While in Monaco, Father Walter has worked hard to support many different charities, from refugee relief (iConnect Monaco) to logging in the kilometres on the annual No Finish Line track. Over the past year, he has worked on the Saint Paul’s Library Lift Appeal to provide easier access to the St Paul’s Church Library, which is used by many different groups of people; and he hopes to return to Monaco in November 2017 to celebrate the completion of the new Library Lift.

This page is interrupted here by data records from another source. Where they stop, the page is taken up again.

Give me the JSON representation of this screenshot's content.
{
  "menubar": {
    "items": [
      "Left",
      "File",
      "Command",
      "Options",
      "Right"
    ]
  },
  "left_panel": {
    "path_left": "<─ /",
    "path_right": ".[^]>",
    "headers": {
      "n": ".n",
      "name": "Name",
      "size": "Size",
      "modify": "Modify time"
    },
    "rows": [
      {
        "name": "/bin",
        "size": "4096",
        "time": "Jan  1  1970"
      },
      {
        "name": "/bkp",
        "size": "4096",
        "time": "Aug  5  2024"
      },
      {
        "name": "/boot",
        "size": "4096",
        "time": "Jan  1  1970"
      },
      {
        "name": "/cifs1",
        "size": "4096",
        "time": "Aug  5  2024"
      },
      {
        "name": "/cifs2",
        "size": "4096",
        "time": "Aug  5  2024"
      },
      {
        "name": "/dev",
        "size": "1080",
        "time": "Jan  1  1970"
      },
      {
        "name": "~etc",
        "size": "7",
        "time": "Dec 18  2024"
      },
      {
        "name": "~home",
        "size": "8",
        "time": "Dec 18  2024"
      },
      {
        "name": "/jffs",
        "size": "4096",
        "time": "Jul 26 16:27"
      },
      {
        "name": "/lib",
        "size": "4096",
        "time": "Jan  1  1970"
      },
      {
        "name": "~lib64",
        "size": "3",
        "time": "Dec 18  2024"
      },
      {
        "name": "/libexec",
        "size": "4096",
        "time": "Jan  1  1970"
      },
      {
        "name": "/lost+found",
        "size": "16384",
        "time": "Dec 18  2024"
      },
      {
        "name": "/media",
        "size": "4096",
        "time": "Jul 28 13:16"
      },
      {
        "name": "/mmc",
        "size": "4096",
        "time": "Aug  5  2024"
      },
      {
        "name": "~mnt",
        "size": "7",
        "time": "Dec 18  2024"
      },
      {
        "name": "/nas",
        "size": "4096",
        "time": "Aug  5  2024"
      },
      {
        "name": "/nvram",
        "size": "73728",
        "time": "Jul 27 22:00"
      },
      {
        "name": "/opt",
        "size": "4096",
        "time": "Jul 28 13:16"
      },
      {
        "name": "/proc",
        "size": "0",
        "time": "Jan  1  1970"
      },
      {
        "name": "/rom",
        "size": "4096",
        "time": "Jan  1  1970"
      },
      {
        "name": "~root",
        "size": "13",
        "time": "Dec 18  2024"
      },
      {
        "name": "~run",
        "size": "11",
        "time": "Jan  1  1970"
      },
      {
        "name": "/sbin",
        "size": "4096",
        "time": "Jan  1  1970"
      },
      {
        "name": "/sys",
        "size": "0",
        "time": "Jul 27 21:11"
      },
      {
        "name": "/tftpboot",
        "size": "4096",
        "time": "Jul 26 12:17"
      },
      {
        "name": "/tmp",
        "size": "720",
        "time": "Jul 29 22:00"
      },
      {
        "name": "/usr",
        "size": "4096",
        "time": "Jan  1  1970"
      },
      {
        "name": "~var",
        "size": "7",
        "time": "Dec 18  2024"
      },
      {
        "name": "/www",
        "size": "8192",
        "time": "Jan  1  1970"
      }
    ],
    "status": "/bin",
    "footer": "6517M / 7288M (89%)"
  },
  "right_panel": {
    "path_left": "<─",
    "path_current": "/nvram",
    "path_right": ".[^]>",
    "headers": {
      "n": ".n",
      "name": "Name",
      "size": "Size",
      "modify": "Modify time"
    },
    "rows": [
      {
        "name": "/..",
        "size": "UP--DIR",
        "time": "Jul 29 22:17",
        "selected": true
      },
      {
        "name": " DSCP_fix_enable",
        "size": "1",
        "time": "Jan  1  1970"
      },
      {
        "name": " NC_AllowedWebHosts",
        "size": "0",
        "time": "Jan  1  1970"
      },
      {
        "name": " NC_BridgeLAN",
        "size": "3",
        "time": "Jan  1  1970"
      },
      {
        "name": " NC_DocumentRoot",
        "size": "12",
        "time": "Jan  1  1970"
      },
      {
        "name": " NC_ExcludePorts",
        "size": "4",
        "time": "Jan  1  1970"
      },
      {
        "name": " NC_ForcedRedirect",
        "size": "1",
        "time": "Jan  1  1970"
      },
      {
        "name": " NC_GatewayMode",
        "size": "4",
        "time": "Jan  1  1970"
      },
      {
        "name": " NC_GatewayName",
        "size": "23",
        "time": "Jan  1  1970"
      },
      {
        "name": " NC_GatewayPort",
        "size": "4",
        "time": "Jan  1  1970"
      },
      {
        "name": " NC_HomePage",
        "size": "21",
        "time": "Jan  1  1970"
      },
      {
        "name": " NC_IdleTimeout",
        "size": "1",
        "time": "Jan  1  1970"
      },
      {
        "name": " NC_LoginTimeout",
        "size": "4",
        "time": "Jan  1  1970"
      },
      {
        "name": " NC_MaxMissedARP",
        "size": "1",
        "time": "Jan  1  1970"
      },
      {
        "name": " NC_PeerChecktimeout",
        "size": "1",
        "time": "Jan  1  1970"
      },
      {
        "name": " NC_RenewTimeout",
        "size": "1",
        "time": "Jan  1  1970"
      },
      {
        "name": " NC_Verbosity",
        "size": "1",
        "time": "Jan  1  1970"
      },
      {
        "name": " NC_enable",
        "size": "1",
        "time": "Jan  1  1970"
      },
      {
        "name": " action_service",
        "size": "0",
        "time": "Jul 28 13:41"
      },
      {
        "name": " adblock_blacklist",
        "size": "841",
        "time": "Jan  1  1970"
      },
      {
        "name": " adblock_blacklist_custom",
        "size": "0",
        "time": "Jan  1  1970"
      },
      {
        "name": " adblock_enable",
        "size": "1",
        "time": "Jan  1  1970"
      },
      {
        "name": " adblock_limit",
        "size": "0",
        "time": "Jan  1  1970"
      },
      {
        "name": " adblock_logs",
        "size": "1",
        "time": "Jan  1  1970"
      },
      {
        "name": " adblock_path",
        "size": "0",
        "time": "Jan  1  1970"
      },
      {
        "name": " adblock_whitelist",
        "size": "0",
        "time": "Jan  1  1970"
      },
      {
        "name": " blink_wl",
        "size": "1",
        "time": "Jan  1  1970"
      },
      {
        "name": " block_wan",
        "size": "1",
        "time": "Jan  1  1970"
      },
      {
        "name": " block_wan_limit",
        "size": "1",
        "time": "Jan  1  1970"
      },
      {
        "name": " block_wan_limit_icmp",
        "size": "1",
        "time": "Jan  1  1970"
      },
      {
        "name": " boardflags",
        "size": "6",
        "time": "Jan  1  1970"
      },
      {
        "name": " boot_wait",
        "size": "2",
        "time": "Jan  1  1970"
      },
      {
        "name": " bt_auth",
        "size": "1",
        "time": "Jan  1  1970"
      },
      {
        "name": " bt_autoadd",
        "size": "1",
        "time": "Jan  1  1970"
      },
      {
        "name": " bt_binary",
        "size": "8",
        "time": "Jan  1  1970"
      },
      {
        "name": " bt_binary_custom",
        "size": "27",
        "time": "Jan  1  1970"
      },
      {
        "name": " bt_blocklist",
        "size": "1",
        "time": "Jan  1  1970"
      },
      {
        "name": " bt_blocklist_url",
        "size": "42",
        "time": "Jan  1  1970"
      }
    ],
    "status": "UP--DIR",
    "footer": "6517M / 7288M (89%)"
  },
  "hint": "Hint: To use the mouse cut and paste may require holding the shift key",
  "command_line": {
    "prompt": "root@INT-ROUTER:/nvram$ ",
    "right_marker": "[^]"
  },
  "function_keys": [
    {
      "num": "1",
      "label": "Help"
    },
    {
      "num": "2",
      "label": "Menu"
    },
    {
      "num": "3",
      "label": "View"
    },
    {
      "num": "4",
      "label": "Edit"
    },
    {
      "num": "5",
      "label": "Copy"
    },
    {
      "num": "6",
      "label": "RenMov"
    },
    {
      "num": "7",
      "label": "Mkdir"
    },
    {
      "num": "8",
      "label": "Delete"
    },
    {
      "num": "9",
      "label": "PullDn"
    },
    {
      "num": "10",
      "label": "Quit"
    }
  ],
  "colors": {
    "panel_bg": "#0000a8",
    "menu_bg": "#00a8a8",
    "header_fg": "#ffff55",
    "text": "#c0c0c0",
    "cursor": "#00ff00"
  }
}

I have known Father Walter for nearly ten years, although during most of that time we had an “online relationship”, as I was Editor-in-Chief of Riviera Reporter magazine, where Monaco content was limited in coverage. It was only when I started to work for Monaco Life that I kept bumping into Father Walter at various events – next to Prince Albert at the St Paul’s Lift Campaign reception, at the exclusive Amber Lounge Formula One Fashion Show, next to a Canadian Mountie on Canada Day at the Fairmont Hotel, or at the American Club’s annual Thanksgiving lunch at the Hotel Hermitage. Humble, jovial and a gifted conversationalist, Father Walter has always been one of my favourite local figures.
I am not alone.
At a farewell service last Sunday, June 25, St Paul's Church was overflowing with members of the chaplaincy community and many friends to celebrate his retirement. The service featured the baptism of two boys, Rex and Dylan Griffiths and this, in Father Walter’s opinion, was “a great way to bring a close to 10 years of ministry at Saint Paul's”.
Archbishop Bernard Barsi of Monaco honoured Father Walter with the bronze medallion of the Archdiocese of Monaco “in recognition of his contribution to building good ecumenical relations in the Principality”.
At the end of the service, Joanne Keable presented Father Walter with funds she had collected to cover the cost of Sparky’s airfare to Canada and to purchase a winter coat for the dog.
The service was followed by lunch at Miami Plage restaurant on Larvotto Beach. At the conclusion of which, Warden Tim Humphreys surprised Father Walter with a purse collected in his honour of nearly €4,000, which he was of course delighted to receive, reporting that he would “put this gift to good use towards the purchase of the first new car he's ever owned on his return to Canada”.
Father Dan Langdon-Griffiths, a frequent guest minister at St Paul’s Monte Carlo in recent years, will serve a long-term interregnum at the Anglican church beginning in August, following the retirement of Father Walter Raymond.
While Sunday was a day full of emotions and festivities, it served as a reminder of the strengths of friendship and community that make St Paul's Monaco such an active and unique church, something Father Walter Raymond sees as one the church’s great strengths.
Fortunately, he’ll never be far from our thoughts anytime we need a lift.